E pela manhã, relembrando a viagem da véspera, ainda se sentia incomodada. Pensou em procurar um ex namorado, policial civil. Desistiu da ideia, pois lembrou que durante os quase dois anos de namoro, ele nunca levou a sério quando ela contava sobre suas viagens astrais. Decidiu fazer uma denúncia anônima. Ela forneceu pelo telefone a descrição das caraterísticas da casa da menina e do terreno com o pé de ipê amarelo. Com as informações bem detalhadas, não foi difícil a polícia encontrar o terreno, porém a casa e a menina nunca foram localizadas. E ao menos para a viajante, não foi surpresa a polícia descobrir um corpo enterrado em uma cova rasa próxima ao pé de ipê amarelo.
De acordo com as investigações que se seguiram, a polícia chegou a um suspeito pelo crime.

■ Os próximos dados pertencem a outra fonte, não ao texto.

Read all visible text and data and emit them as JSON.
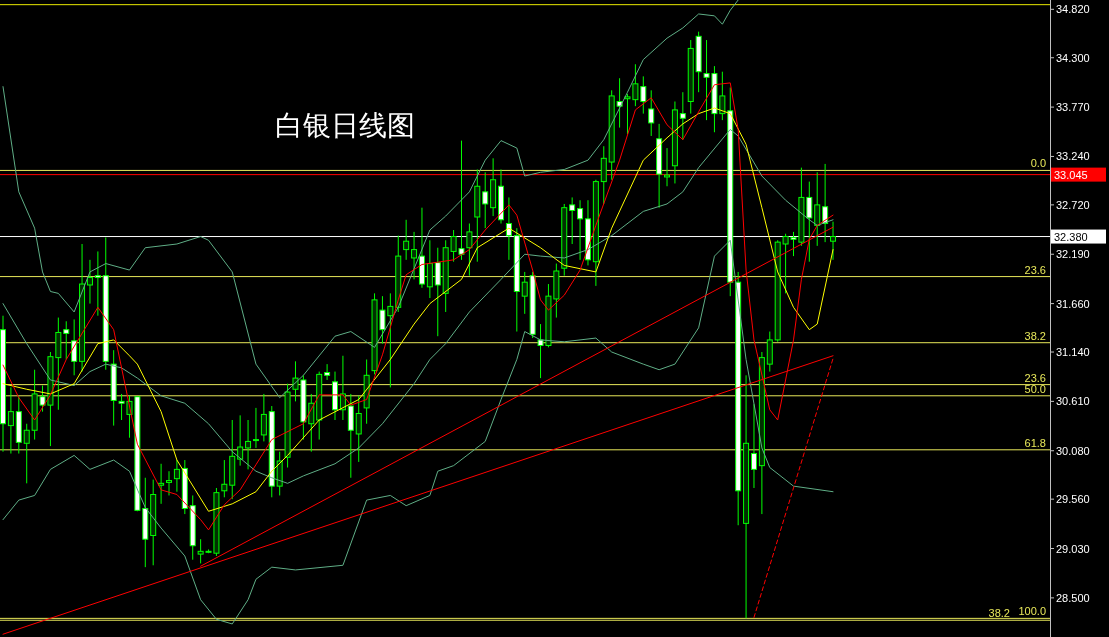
{
  "chart_data": {
    "type": "candlestick",
    "title": "白银日线图",
    "categories": [
      null,
      null,
      null,
      null,
      null,
      null,
      null,
      null,
      null,
      null,
      null,
      null,
      null,
      null,
      null,
      null,
      null,
      null,
      null,
      null,
      null,
      null,
      null,
      null,
      null,
      null,
      null,
      null,
      null,
      null,
      null,
      null,
      null,
      null,
      null,
      null,
      null,
      null,
      null,
      null,
      null,
      null,
      null,
      null,
      null,
      null,
      null,
      null,
      null,
      null,
      null,
      null,
      null,
      null,
      null,
      null,
      null,
      null,
      null,
      null,
      null,
      null,
      null,
      null,
      null,
      null,
      null,
      null,
      null,
      null,
      null,
      null,
      null,
      null,
      null,
      null,
      null,
      null,
      null,
      null,
      null,
      null,
      null,
      null,
      null,
      null,
      null,
      null,
      null,
      null,
      null,
      null,
      null,
      null,
      null,
      null,
      null,
      null,
      null,
      null,
      null,
      null,
      null,
      null,
      null,
      null
    ],
    "ylim": [
      28.08,
      34.92
    ],
    "yticks": [
      {
        "value": 34.82,
        "label": "34.820"
      },
      {
        "value": 34.3,
        "label": "34.300"
      },
      {
        "value": 33.77,
        "label": "33.770"
      },
      {
        "value": 33.24,
        "label": "33.240"
      },
      {
        "value": 32.72,
        "label": "32.720"
      },
      {
        "value": 32.19,
        "label": "32.190"
      },
      {
        "value": 31.66,
        "label": "31.660"
      },
      {
        "value": 31.14,
        "label": "31.140"
      },
      {
        "value": 30.61,
        "label": "30.610"
      },
      {
        "value": 30.08,
        "label": "30.080"
      },
      {
        "value": 29.56,
        "label": "29.560"
      },
      {
        "value": 29.03,
        "label": "29.030"
      },
      {
        "value": 28.5,
        "label": "28.500"
      }
    ],
    "tick_labels": "y",
    "grid": false,
    "series": [
      {
        "color": "#00ff00",
        "ohlc": [
          [
            31.38,
            31.53,
            30.07,
            30.37
          ],
          [
            30.35,
            30.76,
            30.05,
            30.5
          ],
          [
            30.5,
            30.67,
            30.05,
            30.17
          ],
          [
            30.16,
            30.37,
            29.73,
            30.3
          ],
          [
            30.3,
            30.95,
            30.2,
            30.69
          ],
          [
            30.66,
            30.78,
            30.5,
            30.57
          ],
          [
            30.57,
            31.14,
            30.13,
            31.09
          ],
          [
            31.08,
            31.51,
            30.52,
            31.35
          ],
          [
            31.38,
            31.47,
            31.06,
            31.34
          ],
          [
            31.26,
            31.49,
            30.89,
            31.04
          ],
          [
            31.04,
            32.3,
            30.93,
            31.87
          ],
          [
            31.86,
            32.13,
            31.66,
            31.94
          ],
          [
            31.96,
            32.22,
            31.53,
            31.94
          ],
          [
            31.96,
            32.37,
            30.95,
            31.04
          ],
          [
            31.01,
            31.16,
            30.35,
            30.62
          ],
          [
            30.61,
            30.69,
            30.41,
            30.59
          ],
          [
            30.47,
            30.67,
            30.22,
            30.61
          ],
          [
            30.66,
            30.66,
            29.43,
            29.44
          ],
          [
            29.46,
            29.79,
            28.83,
            29.13
          ],
          [
            29.17,
            29.77,
            28.85,
            29.61
          ],
          [
            29.71,
            29.94,
            29.51,
            29.73
          ],
          [
            29.74,
            29.86,
            29.6,
            29.76
          ],
          [
            29.78,
            29.98,
            29.64,
            29.88
          ],
          [
            29.89,
            29.98,
            29.4,
            29.46
          ],
          [
            29.49,
            29.6,
            28.91,
            29.06
          ],
          [
            28.97,
            29.13,
            28.87,
            29.0
          ],
          [
            29.0,
            29.02,
            28.98,
            29.0
          ],
          [
            28.98,
            29.68,
            28.95,
            29.63
          ],
          [
            29.65,
            29.98,
            29.58,
            29.72
          ],
          [
            29.71,
            30.41,
            29.56,
            30.02
          ],
          [
            29.99,
            30.46,
            29.92,
            30.12
          ],
          [
            30.11,
            30.41,
            29.88,
            30.18
          ],
          [
            30.19,
            30.54,
            30.11,
            30.2
          ],
          [
            30.25,
            30.69,
            30.18,
            30.47
          ],
          [
            30.5,
            30.56,
            29.58,
            29.7
          ],
          [
            29.7,
            30.07,
            29.6,
            29.97
          ],
          [
            30.01,
            30.8,
            29.9,
            30.71
          ],
          [
            30.74,
            31.04,
            30.61,
            30.86
          ],
          [
            30.84,
            30.89,
            30.2,
            30.39
          ],
          [
            30.37,
            30.69,
            30.07,
            30.59
          ],
          [
            30.41,
            30.93,
            30.2,
            30.9
          ],
          [
            30.92,
            31.01,
            30.84,
            30.89
          ],
          [
            30.82,
            30.93,
            30.41,
            30.52
          ],
          [
            30.52,
            31.1,
            30.41,
            30.69
          ],
          [
            30.56,
            30.69,
            29.79,
            30.3
          ],
          [
            30.26,
            30.67,
            29.96,
            30.48
          ],
          [
            30.54,
            31.06,
            30.37,
            30.89
          ],
          [
            30.94,
            31.77,
            30.9,
            31.7
          ],
          [
            31.59,
            31.74,
            31.23,
            31.38
          ],
          [
            31.53,
            31.77,
            30.76,
            31.63
          ],
          [
            31.62,
            32.39,
            31.57,
            32.17
          ],
          [
            32.24,
            32.56,
            32.13,
            32.33
          ],
          [
            32.15,
            32.43,
            31.92,
            32.24
          ],
          [
            32.17,
            32.69,
            31.83,
            31.87
          ],
          [
            31.84,
            32.34,
            31.72,
            32.09
          ],
          [
            32.1,
            32.26,
            31.31,
            31.86
          ],
          [
            31.77,
            32.34,
            31.57,
            32.26
          ],
          [
            32.22,
            32.45,
            32.11,
            32.38
          ],
          [
            32.25,
            33.41,
            32.13,
            32.19
          ],
          [
            32.26,
            32.52,
            31.96,
            32.43
          ],
          [
            32.59,
            33.1,
            32.11,
            32.92
          ],
          [
            32.86,
            33.07,
            32.47,
            32.73
          ],
          [
            32.69,
            33.22,
            32.6,
            32.99
          ],
          [
            32.92,
            33.1,
            32.52,
            32.56
          ],
          [
            32.52,
            32.8,
            32.13,
            32.39
          ],
          [
            32.39,
            32.47,
            31.36,
            31.79
          ],
          [
            31.74,
            32.0,
            31.55,
            31.89
          ],
          [
            31.96,
            32.0,
            31.29,
            31.33
          ],
          [
            31.27,
            31.44,
            30.86,
            31.21
          ],
          [
            31.21,
            31.87,
            31.19,
            31.74
          ],
          [
            31.71,
            32.09,
            31.51,
            32.01
          ],
          [
            32.04,
            32.73,
            31.96,
            32.69
          ],
          [
            32.72,
            32.8,
            32.3,
            32.66
          ],
          [
            32.68,
            32.77,
            32.13,
            32.57
          ],
          [
            32.57,
            32.77,
            32.07,
            32.13
          ],
          [
            32.11,
            32.99,
            31.85,
            32.97
          ],
          [
            32.97,
            33.35,
            32.73,
            33.22
          ],
          [
            33.18,
            33.95,
            32.99,
            33.89
          ],
          [
            33.83,
            34.08,
            33.55,
            33.78
          ],
          [
            33.86,
            33.91,
            33.48,
            33.88
          ],
          [
            33.85,
            34.23,
            33.78,
            34.02
          ],
          [
            33.99,
            34.1,
            33.7,
            33.83
          ],
          [
            33.75,
            33.95,
            33.46,
            33.6
          ],
          [
            33.43,
            33.59,
            32.69,
            33.05
          ],
          [
            33.02,
            33.33,
            32.92,
            33.04
          ],
          [
            33.14,
            33.83,
            32.95,
            33.74
          ],
          [
            33.7,
            33.93,
            33.42,
            33.65
          ],
          [
            33.83,
            34.49,
            33.7,
            34.4
          ],
          [
            34.53,
            34.58,
            33.93,
            34.15
          ],
          [
            34.13,
            34.49,
            33.63,
            34.09
          ],
          [
            34.13,
            34.21,
            33.5,
            33.7
          ],
          [
            33.7,
            34.15,
            33.63,
            33.89
          ],
          [
            33.73,
            33.98,
            31.74,
            31.89
          ],
          [
            31.89,
            32.0,
            29.28,
            29.65
          ],
          [
            29.3,
            30.89,
            28.28,
            30.16
          ],
          [
            30.05,
            30.58,
            29.68,
            29.88
          ],
          [
            29.92,
            31.14,
            29.4,
            31.08
          ],
          [
            31.01,
            31.36,
            30.93,
            31.27
          ],
          [
            31.27,
            32.34,
            31.25,
            32.32
          ],
          [
            32.3,
            32.41,
            31.77,
            32.38
          ],
          [
            32.37,
            32.43,
            32.17,
            32.35
          ],
          [
            32.32,
            33.12,
            32.28,
            32.8
          ],
          [
            32.8,
            32.97,
            32.11,
            32.58
          ],
          [
            32.5,
            33.07,
            32.28,
            32.72
          ],
          [
            32.7,
            33.16,
            32.32,
            32.52
          ],
          [
            32.33,
            32.54,
            32.13,
            32.38
          ]
        ]
      },
      {
        "type": "line",
        "color": "#5fae86",
        "values": [
          33.99,
          null,
          32.86,
          null,
          32.47,
          32.0,
          31.79,
          31.77,
          null,
          31.57,
          null,
          32.0,
          null,
          32.09,
          null,
          null,
          32.02,
          null,
          32.26,
          null,
          null,
          null,
          32.3,
          null,
          null,
          32.38,
          32.34,
          null,
          null,
          32.0,
          null,
          null,
          31.01,
          null,
          null,
          30.65,
          null,
          null,
          30.89,
          null,
          null,
          null,
          31.31,
          null,
          31.36,
          null,
          null,
          31.19,
          null,
          null,
          31.62,
          null,
          null,
          null,
          32.45,
          null,
          32.6,
          null,
          null,
          32.86,
          null,
          33.2,
          null,
          33.41,
          null,
          33.33,
          33.03,
          null,
          33.07,
          null,
          null,
          33.1,
          null,
          null,
          33.2,
          null,
          33.42,
          null,
          null,
          33.93,
          null,
          34.28,
          null,
          null,
          34.51,
          null,
          34.62,
          null,
          34.77,
          null,
          34.75,
          34.66,
          34.81,
          34.92,
          null,
          null,
          null,
          null,
          null,
          null,
          null,
          null,
          null,
          null,
          null,
          null
        ]
      },
      {
        "type": "line",
        "color": "#5fae86",
        "values": [
          31.66,
          null,
          null,
          31.23,
          null,
          null,
          30.84,
          null,
          null,
          30.78,
          null,
          30.93,
          null,
          31.01,
          null,
          30.97,
          null,
          30.86,
          null,
          null,
          30.67,
          null,
          null,
          30.59,
          null,
          null,
          30.37,
          null,
          null,
          30.07,
          null,
          null,
          29.86,
          null,
          29.79,
          null,
          29.73,
          null,
          29.81,
          null,
          null,
          null,
          29.94,
          null,
          null,
          30.11,
          null,
          null,
          30.37,
          null,
          null,
          null,
          30.8,
          null,
          31.06,
          null,
          31.23,
          null,
          null,
          31.57,
          null,
          null,
          null,
          31.92,
          null,
          null,
          32.19,
          null,
          32.17,
          null,
          null,
          32.15,
          null,
          null,
          32.24,
          null,
          null,
          32.39,
          null,
          null,
          null,
          32.65,
          null,
          null,
          32.73,
          null,
          32.86,
          null,
          33.12,
          null,
          null,
          null,
          33.53,
          33.46,
          null,
          null,
          33.03,
          null,
          null,
          32.77,
          null,
          null,
          32.56,
          32.5,
          null,
          32.56
        ]
      },
      {
        "type": "line",
        "color": "#5fae86",
        "values": [
          29.34,
          null,
          29.55,
          null,
          29.6,
          null,
          29.88,
          null,
          null,
          30.03,
          null,
          29.88,
          null,
          null,
          29.98,
          null,
          29.86,
          null,
          29.47,
          null,
          29.25,
          null,
          null,
          28.95,
          null,
          28.48,
          null,
          28.27,
          null,
          28.22,
          null,
          28.48,
          28.7,
          null,
          28.83,
          null,
          null,
          28.8,
          null,
          null,
          null,
          null,
          null,
          28.85,
          null,
          null,
          29.55,
          null,
          null,
          29.6,
          null,
          29.49,
          null,
          null,
          29.6,
          29.86,
          null,
          29.92,
          null,
          null,
          null,
          30.18,
          null,
          30.63,
          null,
          31.06,
          31.36,
          null,
          31.27,
          null,
          null,
          31.25,
          null,
          null,
          null,
          31.29,
          null,
          31.14,
          null,
          null,
          null,
          31.01,
          null,
          30.95,
          null,
          31.01,
          null,
          null,
          31.4,
          null,
          32.17,
          null,
          32.34,
          null,
          31.06,
          null,
          30.11,
          29.9,
          null,
          null,
          29.7,
          null,
          null,
          null,
          null,
          29.64
        ]
      },
      {
        "type": "line",
        "color": "#ffff00",
        "values": [
          30.8,
          null,
          null,
          30.74,
          null,
          null,
          30.69,
          null,
          null,
          30.8,
          null,
          null,
          31.23,
          null,
          31.27,
          null,
          31.1,
          31.01,
          null,
          null,
          30.5,
          null,
          29.98,
          null,
          null,
          null,
          29.43,
          null,
          null,
          29.51,
          null,
          null,
          29.64,
          null,
          29.86,
          null,
          30.03,
          null,
          null,
          null,
          30.41,
          null,
          null,
          null,
          null,
          30.63,
          null,
          null,
          null,
          31.06,
          null,
          null,
          31.44,
          null,
          31.66,
          null,
          null,
          null,
          31.92,
          null,
          32.26,
          null,
          null,
          null,
          32.47,
          null,
          null,
          null,
          32.26,
          null,
          null,
          32.07,
          null,
          null,
          null,
          32.0,
          null,
          32.47,
          null,
          null,
          null,
          33.2,
          null,
          null,
          33.44,
          null,
          33.59,
          null,
          33.7,
          null,
          33.76,
          null,
          33.7,
          null,
          33.37,
          null,
          32.69,
          null,
          32.0,
          null,
          31.62,
          null,
          31.38,
          31.44,
          null,
          32.24
        ]
      },
      {
        "type": "line",
        "color": "#ff0000",
        "values": [
          31.0,
          null,
          30.65,
          null,
          30.41,
          null,
          30.68,
          null,
          31.06,
          null,
          null,
          null,
          31.62,
          null,
          31.38,
          null,
          null,
          30.15,
          null,
          null,
          29.66,
          null,
          29.61,
          null,
          null,
          29.34,
          29.23,
          null,
          29.5,
          null,
          29.66,
          null,
          29.93,
          null,
          30.2,
          null,
          null,
          null,
          30.37,
          null,
          30.68,
          null,
          null,
          30.68,
          30.57,
          null,
          30.63,
          null,
          31.11,
          null,
          31.7,
          31.97,
          null,
          32.08,
          null,
          null,
          null,
          32.13,
          null,
          32.24,
          null,
          32.45,
          null,
          null,
          32.72,
          32.61,
          null,
          32.02,
          31.7,
          31.59,
          null,
          31.75,
          null,
          32.02,
          null,
          32.5,
          null,
          null,
          33.2,
          null,
          33.74,
          null,
          33.87,
          null,
          33.58,
          null,
          33.42,
          null,
          33.72,
          null,
          34.01,
          null,
          34.03,
          33.53,
          32.02,
          31.27,
          null,
          30.52,
          30.41,
          null,
          31.27,
          31.92,
          32.35,
          32.5,
          null,
          32.61
        ]
      },
      {
        "type": "line",
        "color": "#ff0000",
        "values": [
          28.11,
          null,
          null,
          null,
          null,
          null,
          null,
          null,
          null,
          null,
          null,
          null,
          null,
          null,
          null,
          null,
          null,
          null,
          null,
          null,
          null,
          null,
          null,
          null,
          null,
          null,
          null,
          null,
          null,
          null,
          null,
          null,
          null,
          null,
          null,
          null,
          null,
          null,
          null,
          null,
          null,
          null,
          null,
          null,
          null,
          null,
          null,
          null,
          null,
          null,
          null,
          null,
          null,
          null,
          null,
          null,
          null,
          null,
          null,
          null,
          null,
          null,
          null,
          null,
          null,
          null,
          null,
          null,
          null,
          null,
          null,
          null,
          null,
          null,
          null,
          null,
          null,
          null,
          null,
          null,
          null,
          null,
          null,
          null,
          null,
          null,
          null,
          null,
          null,
          null,
          null,
          null,
          null,
          null,
          null,
          null,
          null,
          null,
          null,
          null,
          null,
          null,
          null,
          null,
          null,
          31.1
        ]
      },
      {
        "type": "line",
        "color": "#ff0000",
        "values": [
          null,
          null,
          null,
          null,
          null,
          null,
          null,
          null,
          null,
          null,
          null,
          null,
          null,
          null,
          null,
          null,
          null,
          null,
          null,
          null,
          null,
          null,
          null,
          null,
          null,
          28.84,
          null,
          null,
          null,
          null,
          null,
          null,
          null,
          null,
          null,
          null,
          null,
          null,
          null,
          null,
          null,
          null,
          null,
          null,
          null,
          null,
          null,
          null,
          null,
          null,
          null,
          null,
          null,
          null,
          null,
          null,
          null,
          null,
          null,
          null,
          null,
          null,
          null,
          null,
          null,
          null,
          null,
          null,
          null,
          null,
          null,
          null,
          null,
          null,
          null,
          null,
          null,
          null,
          null,
          null,
          null,
          null,
          null,
          null,
          null,
          null,
          null,
          null,
          null,
          null,
          null,
          null,
          null,
          null,
          null,
          null,
          null,
          null,
          null,
          null,
          null,
          null,
          null,
          null,
          null,
          32.48
        ]
      },
      {
        "type": "line",
        "color": "#ff0000",
        "line_style": "dashed",
        "values": [
          null,
          null,
          null,
          null,
          null,
          null,
          null,
          null,
          null,
          null,
          null,
          null,
          null,
          null,
          null,
          null,
          null,
          null,
          null,
          null,
          null,
          null,
          null,
          null,
          null,
          null,
          null,
          null,
          null,
          null,
          null,
          null,
          null,
          null,
          null,
          null,
          null,
          null,
          null,
          null,
          null,
          null,
          null,
          null,
          null,
          null,
          null,
          null,
          null,
          null,
          null,
          null,
          null,
          null,
          null,
          null,
          null,
          null,
          null,
          null,
          null,
          null,
          null,
          null,
          null,
          null,
          null,
          null,
          null,
          null,
          null,
          null,
          null,
          null,
          null,
          null,
          null,
          null,
          null,
          null,
          null,
          null,
          null,
          null,
          null,
          null,
          null,
          null,
          null,
          null,
          null,
          null,
          null,
          null,
          null,
          28.29,
          null,
          null,
          null,
          null,
          null,
          null,
          null,
          null,
          null,
          31.07
        ]
      }
    ],
    "ref_lines": [
      {
        "axis": "y",
        "value": 34.87,
        "color": "#e8e800"
      },
      {
        "axis": "y",
        "value": 33.09,
        "color": "#e8e85a"
      },
      {
        "axis": "y",
        "value": 33.045,
        "label": "33.045",
        "color": "#ff0000"
      },
      {
        "axis": "y",
        "value": 32.38,
        "label": "32.380",
        "color": "#ffffff"
      },
      {
        "axis": "y",
        "value": 31.95,
        "color": "#e8e85a"
      },
      {
        "axis": "y",
        "value": 31.24,
        "color": "#e8e85a"
      },
      {
        "axis": "y",
        "value": 30.79,
        "color": "#e8e85a"
      },
      {
        "axis": "y",
        "value": 30.67,
        "color": "#e8e85a"
      },
      {
        "axis": "y",
        "value": 30.09,
        "color": "#e8e85a"
      },
      {
        "axis": "y",
        "value": 28.28,
        "color": "#e8e85a"
      },
      {
        "axis": "y",
        "value": 28.26,
        "color": "#e8e85a"
      }
    ],
    "annotations": [
      {
        "text": "0.0",
        "y": 33.09
      },
      {
        "text": "23.6",
        "y": 31.95
      },
      {
        "text": "38.2",
        "y": 31.24
      },
      {
        "text": "23.6",
        "y": 30.79
      },
      {
        "text": "50.0",
        "y": 30.67
      },
      {
        "text": "61.8",
        "y": 30.09
      },
      {
        "text": "100.0",
        "y": 28.28
      },
      {
        "text": "38.2",
        "y": 28.26
      }
    ]
  }
}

Se tratava de um delinquente que vivia de pequenos furtos. Ele possuía várias passagens pela justiça. Não foi preciso muito esforço para que confessasse seus crimes. O criminoso e a vítima integravam uma quadrilha de ladrões. Em seu depoimento relatou que houve uma contenda quanto à distribuição do dinheiro do último assalto. Como se sentia enganado pelos comparsas elaborou um plano para vingar-se de todos eles. Por fim, acabou confessando ter assassinado os três membros do grupo. Os corpos das outras duas vítimas foram localizados, enterrados em duas covas rasas, no mesmo terreno baldio do ipê amarelo. Todos os corpos tinham sinais de garroteamento do pescoço, com os ossos hioides fraturados.
O assassino, além de alcoólatra, tinha histórico de doença psiquiátrica. Durante o julgamento o homem alegou que estava muito bêbado nos dias dos crimes. Disse que escutou uma voz feminina lhe incentivando a estrangular os companheiros. Revelou ainda que os assassinatos foram realizados com o auxílio de uma cúmplice. A mulher lhe ajudava a apertar os pescoços das vítimas. Não soube dizer quem era a tal mulher, muito menos conseguiu descrever sua aparência. Essa parte da confissão não foi levada a sério. A tal cúmplice invisível devia ser apenas mais um tipo de alucinação de sua mente doentia. Com os fatos apurados o psicopata e assassino em série foi condenado e preso em um manicômio judiciário.